The Democrats’ unfinished business offers Republicans the opportunity to do this early, if they act quickly to define the budget and debt-ceiling debates, and if they recognize that the decisive battle of this Congress will be the fight over the 2012 budget—which begins with the president’s State of the Union address next month and the Republican budget resolution in March. The remnants of the previous Congress, therefore, should be dispatched quickly, and in a way that sets the stage for the main event.

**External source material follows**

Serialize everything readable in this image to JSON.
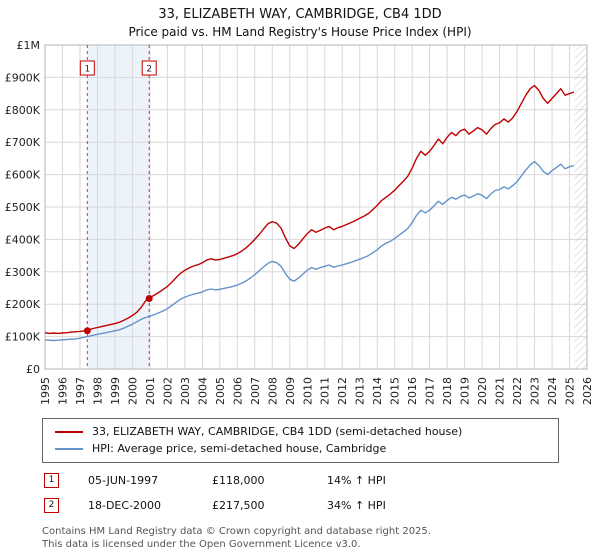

Early in the winter, perhaps even before the president’s State of the Union address, the House should pass a single measure that enacts the unavoidable increase in the debt limit (attaching to it strict spending discipline measures, as proposed below, to make sure that future increases can be avoided) and puts in place a continuing resolution for the remainder of the 2011 budget year. That resolution should disburse domestic discretionary spending for the rest of fiscal 2011 at 2008 levels, thereby reducing such spending by more than $50 billion over the rest of this year and paving the way for even more significant reductions in 2012.

The bill should also require that all unused stimulus money, unused prior-year earmark money, unobligated balances in agency budgets, and repayments of TARP and bailout funds be directed immediately and exclusively to debt reduction. And it should require every agency of the executive branch to report to Congress by May 1 on exactly how it will adjust its operations—line item by line item—to return to its full-year 2008 spending levels next year and to even lower levels over the rest of the decade.

President Obama and the Democrats would of course recoil from such cuts. But legislation like this would be difficult for them to oppose. It would represent a modest spending freeze at levels deemed adequate just three years ago, in the midst of the Great Recession, and it would only be a temporary measure as the 2012 budget debate begins. Obama and the Democrats would find it difficult to paint such a measure as reckless or unreasonable. For Republicans, this measure would offer many advantages beyond its sheer spending reductions. It would tie the increase in the debt limit made necessary by the reckless spending of the past few years to concrete efforts to reverse that spending and reduce the debt. It would send a clear message that spending is going down, not up. It would take the possibility of a government shutdown off the table.

It would, in other words, move the debate onto ground that favors Republicans rather than Democrats. Following the debt-ceiling/continuing resolution legislation, Republicans could introduce a series of rescission measures that make further cuts in 2011 spending—for instance, enacting a hiring freeze for the federal workforce and reducing or terminating funding for public broadcasting, various corporate subsidies, Amtrak subsidies, and the like. Some of these will make it through the Senate, others will not. Some will be vetoed, while some might be enacted. No matter the outcome, Republicans will be fighting on friendly turf—championing the sort of sensible spending restraint they were elected to advance even as the 2012 budget fight proceeds, and keeping the president and Senate Democrats on the defensive all year, rather than engaging in dramatic standoffs that favor the White House.

If Republicans resist getting caught up in the heat of the moment, if they understand that the 2012 budget fight must be the real focus of their energies, they have a chance to make a virtue of necessity, and to begin the new Congress by scoring some serious gains and building momentum for more.